Let's go through the input file, describing more details in the $GW$ part.

`do_GWA_IA 1`

This is a switch to demand the $G_0W_0$ calculation with quantities computed along Imaginary Axis (of frequency). Only few values of self-energy will be computed according to a contour deformation technique.

`MaxIterG0W0Eigval 5`

This is a fixed number of iterations in an eigen-value self-consistency loop. During this loop, the GW eigenvalues are determined. Normally, this leads to a good comparison with the poles detected by a direct inversion of the resolvent $H+\omega S$.

`nocc_to_correct 1`

The number of occupied states to be corrected according to $GW$ self-energy.

`nvrt_to_correct 1`

Number of virtual states to correct in a GW calculation along imaginary axis (see do_gwa_ia).

`nff_imag_axis 64`

Number of points along imaginary axis at which the screened-interaction will be computed. The grid along imaginary axis is logarithmic, and we typically need only a few points to have converged results. Probably 64 points will provide a sufficient accuracy for any calculation.

`tol_imag_axis 1e-5`

The parameter to set the minimal and maximal frequency of the logarithmic grid along imaginary frequency axis.
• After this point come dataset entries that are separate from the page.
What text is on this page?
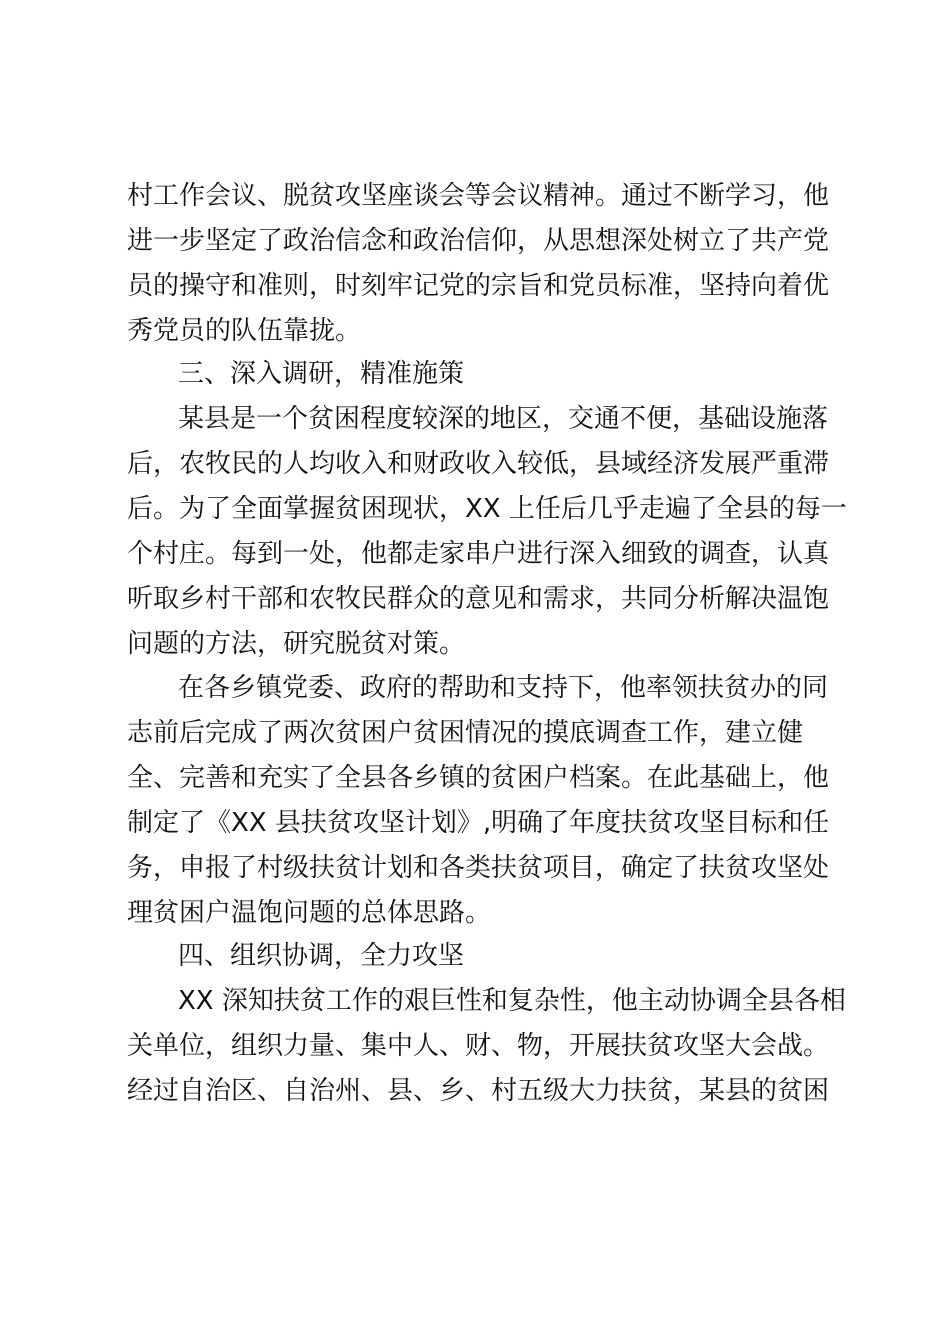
村工作会议、脱贫攻坚座谈会等会议精神。通过不断学习，他
进一步坚定了政治信念和政治信仰，从思想深处树立了共产党
员的操守和准则，时刻牢记党的宗旨和党员标准，坚持向着优
秀党员的队伍靠拢。
三、深入调研，精准施策
某县是一个贫困程度较深的地区，交通不便，基础设施落
后，农牧民的人均收入和财政收入较低，县域经济发展严重滞
后。为了全面掌握贫困现状，XX 上任后几乎走遍了全县的每一
个村庄。每到一处，他都走家串户进行深入细致的调查，认真
听取乡村干部和农牧民群众的意见和需求，共同分析解决温饱
问题的方法，研究脱贫对策。
在各乡镇党委、政府的帮助和支持下，他率领扶贫办的同
志前后完成了两次贫困户贫困情况的摸底调查工作，建立健
全、完善和充实了全县各乡镇的贫困户档案。在此基础上，他
制定了《XX 县扶贫攻坚计划》,明确了年度扶贫攻坚目标和任
务，申报了村级扶贫计划和各类扶贫项目，确定了扶贫攻坚处
理贫困户温饱问题的总体思路。
四、组织协调，全力攻坚
XX 深知扶贫工作的艰巨性和复杂性，他主动协调全县各相
关单位，组织力量、集中人、财、物，开展扶贫攻坚大会战。
经过自治区、自治州、县、乡、村五级大力扶贫，某县的贫困
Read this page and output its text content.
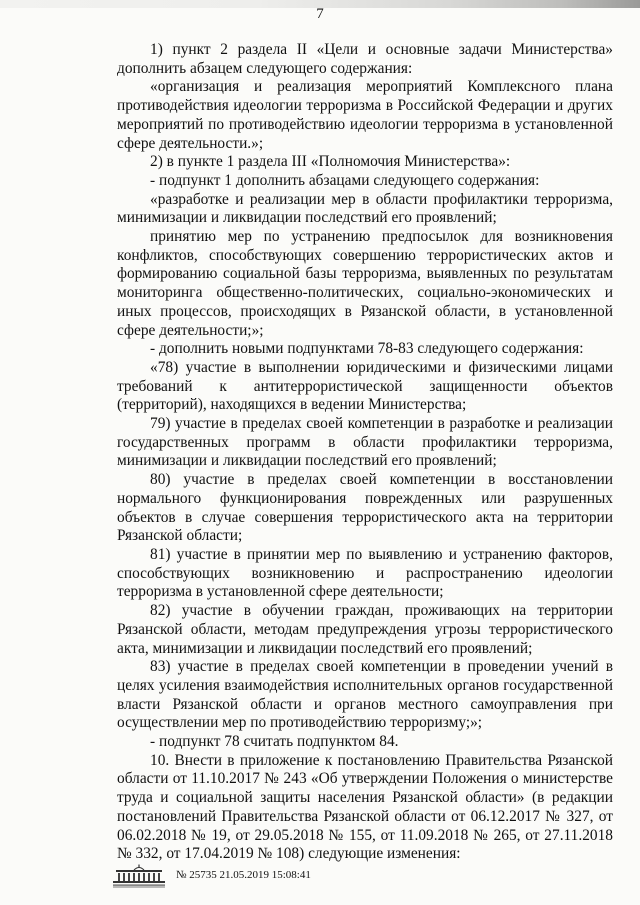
7

1) пункт 2 раздела II «Цели и основные задачи Министерства» дополнить абзацем следующего содержания:

«организация и реализация мероприятий Комплексного плана противодействия идеологии терроризма в Российской Федерации и других мероприятий по противодействию идеологии терроризма в установленной сфере деятельности.»;

2) в пункте 1 раздела III «Полномочия Министерства»:

- подпункт 1 дополнить абзацами следующего содержания:

«разработке и реализации мер в области профилактики терроризма, минимизации и ликвидации последствий его проявлений;

принятию мер по устранению предпосылок для возникновения конфликтов, способствующих совершению террористических актов и формированию социальной базы терроризма, выявленных по результатам мониторинга общественно-политических, социально-экономических и иных процессов, происходящих в Рязанской области, в установленной сфере деятельности;»;

- дополнить новыми подпунктами 78-83 следующего содержания:

«78) участие в выполнении юридическими и физическими лицами требований к антитеррористической защищенности объектов (территорий), находящихся в ведении Министерства;

79) участие в пределах своей компетенции в разработке и реализации государственных программ в области профилактики терроризма, минимизации и ликвидации последствий его проявлений;

80) участие в пределах своей компетенции в восстановлении нормального функционирования поврежденных или разрушенных объектов в случае совершения террористического акта на территории Рязанской области;

81) участие в принятии мер по выявлению и устранению факторов, способствующих возникновению и распространению идеологии терроризма в установленной сфере деятельности;

82) участие в обучении граждан, проживающих на территории Рязанской области, методам предупреждения угрозы террористического акта, минимизации и ликвидации последствий его проявлений;

83) участие в пределах своей компетенции в проведении учений в целях усиления взаимодействия исполнительных органов государственной власти Рязанской области и органов местного самоуправления при осуществлении мер по противодействию терроризму;»;

- подпункт 78 считать подпунктом 84.

10. Внести в приложение к постановлению Правительства Рязанской области от 11.10.2017 № 243 «Об утверждении Положения о министерстве труда и социальной защиты населения Рязанской области» (в редакции постановлений Правительства Рязанской области от 06.12.2017 № 327, от 06.02.2018 № 19, от 29.05.2018 № 155, от 11.09.2018 № 265, от 27.11.2018 № 332, от 17.04.2019 № 108) следующие изменения:

№ 25735 21.05.2019 15:08:41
`sf_GW_corr_algorithm BLOCK`

This a choice of the algorithms for computing a spectral function of $GW$ corrections. BLOCK and FULLMAT are choices here, BLOCK must be used for production runs.

`gw_corr_res_algorithm XX_BLK`

A choice of algorithm to add residues corrections to the imaginary-axis contribution. Possible choices are XX_BLK, XX_FM and SE. XX_BLK is suitable for production runs. XX_FM is a full matrix (reference) counterart of XX_BLK. SE is slowest option causing the whole self-energy to be computed before the energy correction is calculated.

`g0w0_eigvals_algorithm SF`

The algorithm to compute the $GW$ corrections. Possible choices are SF (i.e. Spectral-Function of $G_0W_0$ corrections) and SE (i.e. Self-Energy which causes a whole self-energy in atomic orbital basis to be computed before a corresponding correction is extracted). SE is obviously slower, while SF option should be suitable to production runs.